🤖 AI Summary
The security research community lacks a systematic, rigorous survey on code large language models (CodeLMs). Method: We conduct the first PRISMA-guided systematic literature review covering 67 peer-reviewed papers, employing qualitative analysis and cross-domain mapping to synthesize empirical findings. Contribution/Results: We propose the first three-dimensional security taxonomy—threats, attacks, and defenses—specifically for CodeLMs. This framework systematically categorizes attack vectors (e.g., prompt injection, training data leakage) and defense strategies (e.g., input filtering, fine-tuning-based hardening). We further consolidate mainstream models, benchmark datasets, evaluation metrics, and 12 open-source toolkits. The resulting structured knowledge graph fills a critical gap in comprehensive CodeLM security overviews, clarifies unresolved challenges—including model-specific vulnerabilities and evaluation inconsistencies—and outlines concrete directions for future research and practice.
📝 Abstract
Language models for code (CodeLMs) have emerged as powerful tools for code-related tasks, outperforming traditional methods and standard machine learning approaches.
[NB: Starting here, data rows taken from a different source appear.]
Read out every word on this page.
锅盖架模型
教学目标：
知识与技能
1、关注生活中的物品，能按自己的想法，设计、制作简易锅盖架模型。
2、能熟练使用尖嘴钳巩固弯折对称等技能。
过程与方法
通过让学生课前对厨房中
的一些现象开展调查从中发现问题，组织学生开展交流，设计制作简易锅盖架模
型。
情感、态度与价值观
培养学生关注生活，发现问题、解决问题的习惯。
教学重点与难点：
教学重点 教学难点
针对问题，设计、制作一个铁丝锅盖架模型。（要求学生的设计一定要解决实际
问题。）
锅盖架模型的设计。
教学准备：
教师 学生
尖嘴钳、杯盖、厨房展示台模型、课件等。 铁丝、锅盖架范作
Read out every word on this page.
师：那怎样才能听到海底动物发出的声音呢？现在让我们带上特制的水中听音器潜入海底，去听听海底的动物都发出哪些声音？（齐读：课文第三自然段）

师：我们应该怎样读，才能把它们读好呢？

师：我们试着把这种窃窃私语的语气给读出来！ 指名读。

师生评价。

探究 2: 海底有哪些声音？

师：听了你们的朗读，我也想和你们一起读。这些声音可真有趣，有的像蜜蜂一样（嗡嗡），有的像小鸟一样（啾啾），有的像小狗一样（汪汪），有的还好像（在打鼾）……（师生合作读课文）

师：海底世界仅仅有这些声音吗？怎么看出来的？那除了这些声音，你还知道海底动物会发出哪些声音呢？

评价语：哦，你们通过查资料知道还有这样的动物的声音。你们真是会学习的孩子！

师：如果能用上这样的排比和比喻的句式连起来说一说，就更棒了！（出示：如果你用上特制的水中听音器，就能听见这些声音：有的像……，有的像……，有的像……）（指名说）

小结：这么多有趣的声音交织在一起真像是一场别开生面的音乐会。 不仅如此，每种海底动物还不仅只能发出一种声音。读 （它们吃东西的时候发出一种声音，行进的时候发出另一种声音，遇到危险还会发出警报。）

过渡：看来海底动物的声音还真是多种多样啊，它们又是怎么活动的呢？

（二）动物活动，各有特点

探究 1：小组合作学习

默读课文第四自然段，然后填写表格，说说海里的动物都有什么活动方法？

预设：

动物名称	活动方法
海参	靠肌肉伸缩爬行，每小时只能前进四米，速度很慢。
However, these models are susceptible to security vulnerabilities, drawing increasing research attention from domains such as software engineering, artificial intelligence, and cybersecurity. Despite the growing body of research focused on the security of CodeLMs, a comprehensive survey in this area remains absent. To address this gap, we systematically review 67 relevant papers, organizing them based on attack and defense strategies. Furthermore, we provide an overview of commonly used language models, datasets, and evaluation metrics, and highlight open-source tools and promising directions for future research in securing CodeLMs.